Un ritorno alla via domaća (casalinga, per dirla in lingua locale) è la strategia di riparazione che la Cibona starebbe considerando per raddrizzare una stagione partita decisamente al di sotto delle aspettative, con un bilancio di una sola vittoria in quattro partite disputate in Lega ABA, ed un gioco che non ha mai del tutto convinto.
Avviata la campagna 2024-2025 sull’onda di un moderato entusiasmo collegato alla presenza di un fondo americano a cui è stato legato l’ingaggio del coach statunitense Christopher Thomas, la compagine maggiormente titolata di Croazia ha faticato ad esprimere un gioco capace di soddisfare, e soprattutto produrre risultati.
Penultima in classifica
Sconfitta nel campionato che raccoglie il meglio della pallacanestro della ex-Jugoslavia da dirette concorrenti per la salvezza come Zadar e Krka, entrambe davanti al proprio pubblico, la Cibona, in Lega ABA, possiede la penultima difesa, con una media di 87,5 punti concessi ad incontro.
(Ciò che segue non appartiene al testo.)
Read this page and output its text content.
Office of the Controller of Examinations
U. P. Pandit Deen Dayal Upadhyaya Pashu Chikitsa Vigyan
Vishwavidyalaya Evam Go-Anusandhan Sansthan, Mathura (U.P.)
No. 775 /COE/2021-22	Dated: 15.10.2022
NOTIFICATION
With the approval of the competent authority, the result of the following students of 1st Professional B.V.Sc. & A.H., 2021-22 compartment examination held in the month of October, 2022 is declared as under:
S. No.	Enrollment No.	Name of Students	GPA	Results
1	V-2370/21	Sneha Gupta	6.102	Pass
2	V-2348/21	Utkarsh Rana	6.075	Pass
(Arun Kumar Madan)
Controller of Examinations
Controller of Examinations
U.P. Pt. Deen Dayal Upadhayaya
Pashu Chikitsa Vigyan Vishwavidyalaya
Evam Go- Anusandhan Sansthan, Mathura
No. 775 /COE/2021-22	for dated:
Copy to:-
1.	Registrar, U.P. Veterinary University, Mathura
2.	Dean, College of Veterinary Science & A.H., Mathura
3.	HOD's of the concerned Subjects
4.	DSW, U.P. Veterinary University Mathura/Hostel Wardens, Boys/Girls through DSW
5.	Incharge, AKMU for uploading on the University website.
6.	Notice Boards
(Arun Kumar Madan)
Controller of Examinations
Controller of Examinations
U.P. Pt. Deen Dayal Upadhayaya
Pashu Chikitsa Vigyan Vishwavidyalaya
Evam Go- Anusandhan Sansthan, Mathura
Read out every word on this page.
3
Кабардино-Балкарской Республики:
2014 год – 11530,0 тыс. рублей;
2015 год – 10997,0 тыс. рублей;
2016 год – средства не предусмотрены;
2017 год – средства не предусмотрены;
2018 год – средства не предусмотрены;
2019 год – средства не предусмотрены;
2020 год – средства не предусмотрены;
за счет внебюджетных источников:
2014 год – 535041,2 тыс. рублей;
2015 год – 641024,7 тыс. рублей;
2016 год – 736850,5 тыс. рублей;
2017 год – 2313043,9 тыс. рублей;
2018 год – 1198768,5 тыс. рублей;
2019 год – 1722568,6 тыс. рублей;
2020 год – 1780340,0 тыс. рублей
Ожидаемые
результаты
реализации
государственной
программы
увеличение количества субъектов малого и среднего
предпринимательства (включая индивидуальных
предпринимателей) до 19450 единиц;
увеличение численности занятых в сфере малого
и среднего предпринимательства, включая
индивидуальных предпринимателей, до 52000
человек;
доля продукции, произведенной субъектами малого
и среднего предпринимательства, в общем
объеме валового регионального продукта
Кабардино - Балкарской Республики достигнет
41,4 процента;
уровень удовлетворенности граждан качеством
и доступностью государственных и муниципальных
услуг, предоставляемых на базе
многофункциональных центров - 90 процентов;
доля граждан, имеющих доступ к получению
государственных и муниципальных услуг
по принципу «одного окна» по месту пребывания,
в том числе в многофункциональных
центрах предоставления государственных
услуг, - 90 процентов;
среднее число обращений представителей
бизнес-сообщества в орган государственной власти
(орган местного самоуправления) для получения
Non più incoraggiante è la situazione nella Premijer Liga croata, nella quale un bilancio di due successi in tre partite è dovuto solamente ad un ‘suicidio’ sportivo del quale la Šibenka, nell’ultima partita disputata, si è resa protagonista a Sebenico davanti al proprio pubblico.
Coach Thomas e Cat Barber in partenza
Seppur non ufficialmente, ma come confermato da ripetute voci, la Cibona sarebbe pronta ad una mini-rivoluzione che, sempre stando alle indiscrezioni, porterebbe a cambiamenti significativi nella rosa, a partite dell’allenatore, con coach Thomas dato per partente.
Altresì, con le valige già pronte vi sarebbe anche Anthony ‘Cat’ Barber, guardia acquisita a poche settimane dal via della stagione dal Porto, che nonostante buone prestazioni individuali non ha fatto girare la squadra nella maniera adatta ad un torneo impegnativo come la Lega ABA.
Piace Roko Rogić per la regia
Per la regia, il nome che sta circolando con una certa insistenza è quello di Roko Rogić, playmaker classe 1992, la scorsa stagione al San Pablo Burgos nella LEB Oro spagnola, già visto in Italia a Cantù in Serie A2 nella stagione 2022-2023 agli ordini di Meo Sacchetti, con medie di 12 punti e 5,1 assist a partita.
Rogić, playmaker particolarmente a suo agio in squadre che fanno della velocità la propria identità di gioco, che alla Cibona ha già giocato nella stagione 2018-2019, è uno dei pezzi pregiati del mercato rimasti ancora senza destinazione.
In estate, l’atleta nativo di Zagabria è stato vicino al ritorno in Polonia, dove ha giocato nella stagione 2021-2022 tra le fila del Toruń di coach Ivica Skelin, prima che l’MKS Dąbrowa Górnicza di coach Boris Balibrea non gli preferisse lo statunitense Souley Boum.
Idea Mulaomerović per la panchina
Anche per quanto riguarda l’allenatore, l’Italia potrebbe entrare nel discorso, sebbene la pista maggiormente accreditata per la successione a coach Thomas (qualora tale situazione si verificasse) porta alla promozione di Bariša Krašić.
Allenatore ‘in seconda’ dalla lunga esperienza, Krasić, nella campagna 2023-2024, ha traghettato la compagine di Zagabria tra Jakša Vukić e quel Dino Repeša che, attualmente alla guida della Cedevita Junior, ha inflitto alla Cibona une delle sconfitte più cocenti finora subite da coach Thomas.
In alternativa a Krasić, in considerazione potrebbero essere due ritorni ‘di peso’ come Josip Sesar, attualmente selezionatore della nazionale croata, e Damir Mulaomerović, ex giocatore della Fortitudo Bologna, che la Cibona la ha allenata nel 2016-2017.